Everyone moves at once. Weapons drawn. Combat mode engaged. But Kane keeps hold of my hand for one more second.
"Stay close," he says. "And Willa? Don't make me regret believing you could handle this."
"I won't."
He releases me and moves to the tactical display. Tommy's pulling up security feeds from the auxiliary entrance. The cameras show a figure in tactical gear working on the access panel.
But it's not a Committee operative.
It's a woman. Late twenties, dark hair, moving with professional efficiency as she bypasses the security system.
"Who the hell is that?" Stryker asks.
Tommy works his keyboards, pulling up data. "Facial recognition running... Got her. Karina Miles. Former CIA. Went dark two years ago after accusing her superiors of running illegal operations."
"She's on Protocol Seven's list," Sarah says quietly, pulling up the file. "Number eight. The Committee's been hunting her since she disappeared."
Kane stares at the screen. "How did she find us?"
"Same way Kessler did, probably." Tommy zooms in on the woman's equipment. "She's good. Really good. And Kane? She just got through the first security layer. She'll be inside the base in about ninety seconds."
"Do we engage?" Mercer asks.
Kane watches the screen, calculating. Then: "No. If she's on the Protocol Seven list, she's running from the same people we are. Let her in. But weapons ready. If this is a trick, we end it fast."
The woman clears the second security layer. Then the third. She's moving deeper into the tunnels now, following the access corridor with the confidence of someone who knows exactly where she's going.
Sixty seconds later, she rounds the corner into the operations center.
And stops dead when she sees six weapons pointed at her head.
She raises her hands slowly. "I'm not here to fight. I'm here because I need help. And because you need what I know."
"Talk fast," Kane says, rifle steady on center mass.
She meets his eyes without flinching. "My name is Karina Miles.
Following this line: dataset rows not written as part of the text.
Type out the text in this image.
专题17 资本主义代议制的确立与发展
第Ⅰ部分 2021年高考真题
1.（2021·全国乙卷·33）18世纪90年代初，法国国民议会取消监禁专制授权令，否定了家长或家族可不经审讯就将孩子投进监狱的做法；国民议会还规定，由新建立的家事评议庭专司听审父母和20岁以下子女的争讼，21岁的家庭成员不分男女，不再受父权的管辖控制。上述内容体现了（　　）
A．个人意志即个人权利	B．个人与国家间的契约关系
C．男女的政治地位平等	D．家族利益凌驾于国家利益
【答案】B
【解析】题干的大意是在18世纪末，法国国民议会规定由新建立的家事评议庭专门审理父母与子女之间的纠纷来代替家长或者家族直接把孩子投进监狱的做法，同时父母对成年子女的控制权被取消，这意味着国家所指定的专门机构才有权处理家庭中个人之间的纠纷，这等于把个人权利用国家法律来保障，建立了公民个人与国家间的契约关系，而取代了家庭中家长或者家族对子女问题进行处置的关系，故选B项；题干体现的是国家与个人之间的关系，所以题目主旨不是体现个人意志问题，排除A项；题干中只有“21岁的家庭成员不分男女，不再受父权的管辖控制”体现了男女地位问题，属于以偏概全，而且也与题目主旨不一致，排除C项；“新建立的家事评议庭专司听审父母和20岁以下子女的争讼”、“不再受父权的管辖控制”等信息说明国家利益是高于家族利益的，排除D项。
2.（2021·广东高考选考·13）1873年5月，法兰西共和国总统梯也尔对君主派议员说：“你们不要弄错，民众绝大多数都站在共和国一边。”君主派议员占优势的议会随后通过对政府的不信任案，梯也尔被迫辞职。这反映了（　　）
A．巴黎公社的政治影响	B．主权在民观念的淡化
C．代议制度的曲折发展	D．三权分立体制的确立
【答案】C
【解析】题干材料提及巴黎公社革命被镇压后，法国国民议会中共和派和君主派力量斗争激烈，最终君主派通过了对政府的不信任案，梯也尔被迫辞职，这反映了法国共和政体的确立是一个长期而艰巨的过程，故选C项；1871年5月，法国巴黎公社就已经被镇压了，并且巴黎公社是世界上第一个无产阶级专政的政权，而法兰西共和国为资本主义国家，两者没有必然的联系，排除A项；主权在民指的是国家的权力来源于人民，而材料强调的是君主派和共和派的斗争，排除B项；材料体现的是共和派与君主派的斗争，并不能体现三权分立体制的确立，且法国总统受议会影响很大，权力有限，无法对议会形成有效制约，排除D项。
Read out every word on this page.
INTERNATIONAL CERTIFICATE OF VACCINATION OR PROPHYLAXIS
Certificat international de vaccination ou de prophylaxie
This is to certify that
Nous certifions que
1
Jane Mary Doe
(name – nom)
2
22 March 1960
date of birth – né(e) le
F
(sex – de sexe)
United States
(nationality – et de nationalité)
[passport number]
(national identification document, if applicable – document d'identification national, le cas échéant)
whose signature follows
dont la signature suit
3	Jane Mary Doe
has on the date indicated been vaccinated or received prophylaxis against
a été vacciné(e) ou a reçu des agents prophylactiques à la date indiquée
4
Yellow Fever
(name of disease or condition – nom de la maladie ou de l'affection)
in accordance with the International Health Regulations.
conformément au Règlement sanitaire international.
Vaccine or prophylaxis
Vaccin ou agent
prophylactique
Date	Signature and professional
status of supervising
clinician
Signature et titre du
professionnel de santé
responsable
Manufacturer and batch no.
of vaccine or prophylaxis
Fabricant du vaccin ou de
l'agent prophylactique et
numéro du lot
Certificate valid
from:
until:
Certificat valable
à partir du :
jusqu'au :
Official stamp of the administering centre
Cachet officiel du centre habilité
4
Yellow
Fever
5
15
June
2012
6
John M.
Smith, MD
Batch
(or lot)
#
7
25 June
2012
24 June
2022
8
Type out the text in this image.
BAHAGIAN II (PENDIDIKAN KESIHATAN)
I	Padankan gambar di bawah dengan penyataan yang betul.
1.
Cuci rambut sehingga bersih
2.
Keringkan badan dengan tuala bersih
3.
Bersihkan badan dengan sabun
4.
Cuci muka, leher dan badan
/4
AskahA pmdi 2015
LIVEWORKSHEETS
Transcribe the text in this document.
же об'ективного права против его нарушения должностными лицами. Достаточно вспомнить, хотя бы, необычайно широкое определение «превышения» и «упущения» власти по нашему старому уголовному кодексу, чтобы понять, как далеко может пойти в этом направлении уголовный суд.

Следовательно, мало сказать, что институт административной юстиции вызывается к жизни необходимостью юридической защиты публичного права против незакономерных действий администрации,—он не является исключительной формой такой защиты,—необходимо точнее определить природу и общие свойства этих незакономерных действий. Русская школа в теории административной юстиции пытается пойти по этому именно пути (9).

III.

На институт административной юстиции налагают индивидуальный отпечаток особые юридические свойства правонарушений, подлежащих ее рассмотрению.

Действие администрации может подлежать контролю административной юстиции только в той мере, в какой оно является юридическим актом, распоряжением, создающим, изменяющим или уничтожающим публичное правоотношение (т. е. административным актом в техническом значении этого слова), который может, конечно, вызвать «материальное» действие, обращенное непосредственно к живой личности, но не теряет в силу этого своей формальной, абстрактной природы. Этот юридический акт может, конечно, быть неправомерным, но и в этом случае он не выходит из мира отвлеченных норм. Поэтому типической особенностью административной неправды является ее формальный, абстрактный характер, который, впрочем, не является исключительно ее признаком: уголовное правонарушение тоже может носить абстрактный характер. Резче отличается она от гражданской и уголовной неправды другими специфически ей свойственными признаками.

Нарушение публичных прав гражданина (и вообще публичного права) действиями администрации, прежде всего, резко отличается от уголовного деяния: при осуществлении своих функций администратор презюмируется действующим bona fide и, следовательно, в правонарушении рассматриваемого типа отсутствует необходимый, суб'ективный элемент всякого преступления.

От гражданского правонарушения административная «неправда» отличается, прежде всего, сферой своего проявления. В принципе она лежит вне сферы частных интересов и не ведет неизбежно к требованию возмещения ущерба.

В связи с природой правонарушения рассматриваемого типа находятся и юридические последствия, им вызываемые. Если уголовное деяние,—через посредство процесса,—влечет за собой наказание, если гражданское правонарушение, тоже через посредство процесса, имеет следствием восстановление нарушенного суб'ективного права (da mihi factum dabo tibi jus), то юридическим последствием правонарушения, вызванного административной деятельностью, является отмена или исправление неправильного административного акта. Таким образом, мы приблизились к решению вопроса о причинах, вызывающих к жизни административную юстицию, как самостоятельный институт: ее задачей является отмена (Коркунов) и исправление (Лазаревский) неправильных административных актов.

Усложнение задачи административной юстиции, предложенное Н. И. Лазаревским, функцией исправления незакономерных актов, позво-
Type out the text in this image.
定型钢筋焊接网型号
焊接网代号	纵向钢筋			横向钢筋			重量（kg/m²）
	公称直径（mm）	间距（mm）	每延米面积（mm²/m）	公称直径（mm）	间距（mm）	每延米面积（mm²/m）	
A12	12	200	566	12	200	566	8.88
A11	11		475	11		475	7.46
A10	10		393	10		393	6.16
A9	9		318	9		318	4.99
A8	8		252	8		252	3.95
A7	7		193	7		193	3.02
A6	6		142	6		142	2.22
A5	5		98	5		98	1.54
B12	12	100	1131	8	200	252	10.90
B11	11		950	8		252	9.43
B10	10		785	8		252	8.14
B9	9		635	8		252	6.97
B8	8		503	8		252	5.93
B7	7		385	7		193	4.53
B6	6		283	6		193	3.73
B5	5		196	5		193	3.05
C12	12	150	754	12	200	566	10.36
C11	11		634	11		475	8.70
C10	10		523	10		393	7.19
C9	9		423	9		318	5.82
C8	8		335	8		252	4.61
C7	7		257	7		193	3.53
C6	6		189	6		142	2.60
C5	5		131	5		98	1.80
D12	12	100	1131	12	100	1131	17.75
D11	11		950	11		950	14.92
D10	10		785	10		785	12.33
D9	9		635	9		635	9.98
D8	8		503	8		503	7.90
I'm number eight on Protocol Seven's termination list. And I know where the Committee's staging their chemical weapons cache.
The one your dog can lead us to. The one they're planning to deploy in seventy-two hours against a civilian target. "
The room goes absolutely silent.
"What target?" Kane asks.
Karina's smile is cold. Bitter. "The one that will give them everything they want. The one that will let them reshape American policy for the next fifty years."
She pauses, letting the weight of that sink in.
"They're going to attack the Capitol."